RESP "M-^BM-@^AM-&lipsumM-Z^AM-^\Lorem ipsum dolor sit amet, consectetur adipiscing elit. Nullam maximus viverra nibh. Maecenas lacinia viverra velit sodales rutrum. Curabitur consectetur eleifend orci, nec facilisis diam bibendum at. Vestibulum eget arcu in eros mollis aliquet nec id leo. Ut vulputate ipsum nisi, sit amet malesuada ligula malesuada eget. Vivamus at diam cursus, tincidunt odio non, tempus velit. Vestibulum eu fringilla quam."

REQ  "SETEX" "PHPREDIS_CLUSTER_SESSION:b78qgrtp259a97q5ivocthn7e6" "1440" "M-^BM-@^AM-&lipsumM-Z^AM-^\Lorem ipsum dolor sit amet, consectetur adipiscing elit. Nullam maximus viverra nibh. Maecenas lacinia viverra velit sodales rutrum. Curabitur consectetur eleifend orci, nec facilisis diam bibendum at. Vestibulum eget arcu in eros mollis aliquet nec id leo. Ut vulputate ipsum nisi, sit amet malesuada ligula malesuada eget. Vivamus at diam cursus, tincidunt odio non, tempus velit. Vestibulum eu fringilla quam."
RESP "OK"

with the patch:

REQ  "GETEX" "PHPREDIS_CLUSTER_SESSION:b78qgrtp259a97q5ivocthn7e6" "EX" "1440"
RESP "M-^BM-@^AM-&lipsumM-Z^AM-^\Lorem ipsum dolor sit amet, consectetur adipiscing elit. Nullam maximus viverra nibh. Maecenas lacinia viverra velit sodales rutrum. Curabitur consectetur eleifend orci, nec facilisis diam bibendum at. Vestibulum eget arcu in eros mollis aliquet nec id leo. Ut vulputate ipsum nisi, sit amet malesuada ligula malesuada eget. Vivamus at diam cursus, tincidunt odio non, tempus velit. Vestibulum eu fringilla quam."

Which is 1 round-trip instead of 2 and about half the payload size.

The problem is that GETEX requires 6.2 which is why I place it behind a config flag ( also because the behaviour has an impact on session ttl for long running scripts ). The alternative, if we want to support early versions in all cases is to do something like this:

`REQ  "GET" "PHPREDIS_CLUSTER_SESSION:b78qgrtp259a97q5ivocthn7e6"
RESP "M-^BM-@^AM-&lipsumM-Z^AM-^\Lorem ipsum dolor sit amet, consectetur adipiscing elit. Nullam maximus viverra nibh. Maecenas lacinia viverra velit sodales rutrum. Curabitur consectetur eleifend orci, nec facilisis diam bibendum at. Vestibulum eget arcu in eros mollis aliquet nec id leo. Ut vulputate ipsum nisi, sit amet malesuada ligula malesuada eget. Vivamus at diam cursus, tincidunt odio non, tempus velit. Vestibulum eu fringilla quam."

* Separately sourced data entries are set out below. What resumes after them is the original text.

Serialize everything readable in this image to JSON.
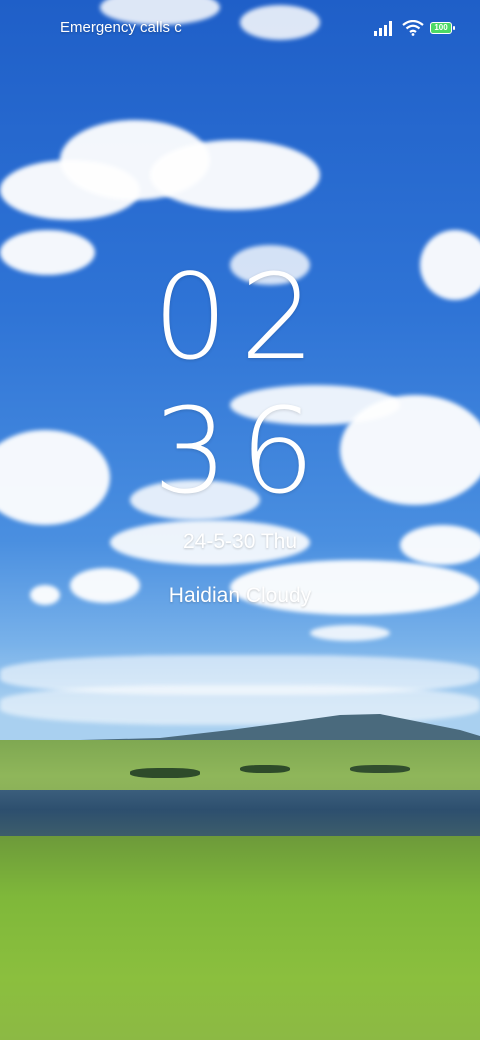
{
  "status_bar": {
    "left_text": "Emergency calls c",
    "battery_level": "100",
    "signal_icon": "cellular-signal-icon",
    "wifi_icon": "wifi-icon",
    "battery_icon": "battery-icon",
    "battery_color": "#4cd964"
  },
  "lock_screen": {
    "hours": "02",
    "minutes": "36",
    "date": "24-5-30 Thu",
    "weather": "Haidian Cloudy"
  },
  "colors": {
    "sky_top": "#1f5fc8",
    "grass": "#7fb83a",
    "text": "#ffffff"
  }
}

REQ  "EXPIRE" "PHPREDIS_CLUSTER_SESSION:b78qgrtp259a97q5ivocthn7e6" "1440"
RESP "1"

Which is the patch behaviour when "early_refresh" is disabled.

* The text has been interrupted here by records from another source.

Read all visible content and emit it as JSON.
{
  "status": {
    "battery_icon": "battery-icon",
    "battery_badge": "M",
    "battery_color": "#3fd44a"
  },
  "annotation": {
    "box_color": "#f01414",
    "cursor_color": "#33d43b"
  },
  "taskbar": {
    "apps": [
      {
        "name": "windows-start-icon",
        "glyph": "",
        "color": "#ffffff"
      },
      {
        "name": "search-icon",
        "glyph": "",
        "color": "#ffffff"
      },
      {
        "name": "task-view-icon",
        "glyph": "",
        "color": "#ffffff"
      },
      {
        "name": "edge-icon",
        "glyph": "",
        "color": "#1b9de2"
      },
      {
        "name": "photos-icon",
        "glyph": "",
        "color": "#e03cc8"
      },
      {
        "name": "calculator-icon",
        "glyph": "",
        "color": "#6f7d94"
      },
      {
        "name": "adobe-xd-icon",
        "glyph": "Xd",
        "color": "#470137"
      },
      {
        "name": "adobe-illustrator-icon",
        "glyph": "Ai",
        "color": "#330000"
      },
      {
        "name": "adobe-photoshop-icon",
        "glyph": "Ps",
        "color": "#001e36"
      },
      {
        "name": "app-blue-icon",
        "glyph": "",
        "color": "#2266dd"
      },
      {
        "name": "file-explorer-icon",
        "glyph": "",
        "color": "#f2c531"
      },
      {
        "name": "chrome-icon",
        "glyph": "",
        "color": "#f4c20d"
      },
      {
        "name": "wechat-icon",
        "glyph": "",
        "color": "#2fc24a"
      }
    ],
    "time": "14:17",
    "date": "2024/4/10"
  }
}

As I suspect you may have reservations about adding server version dependent options, I will skip making a PR here prior to feedback, and see whether it's worth adding this for standalone redis sessions too

[zorro-fr24]

I've had some time to measure performance in production now.

We're seeing a 14x reduction in bytes sent to the server for mixed workload endpoints ( received bytes remains about the same ), and about 31x reduction on readonly endpoints and about 46% fewer commands

[bitactive]

This patch has been merged for RedisCluster code, but analogous code has not been added for the standard Redis session handler. Is this an oversight or a deliberate action? In particular the code related to early_refresh.

[zorro-fr24]

@bitactive hey, if I recall, I was mainly focused on cluster support for lazy_write which was already supported in standalone mode. Early refresh was just an optimisation I noticed while I was digging around in the cluster code so I didn't think to port it over to other modes. I see you've taken care of it, so thanks!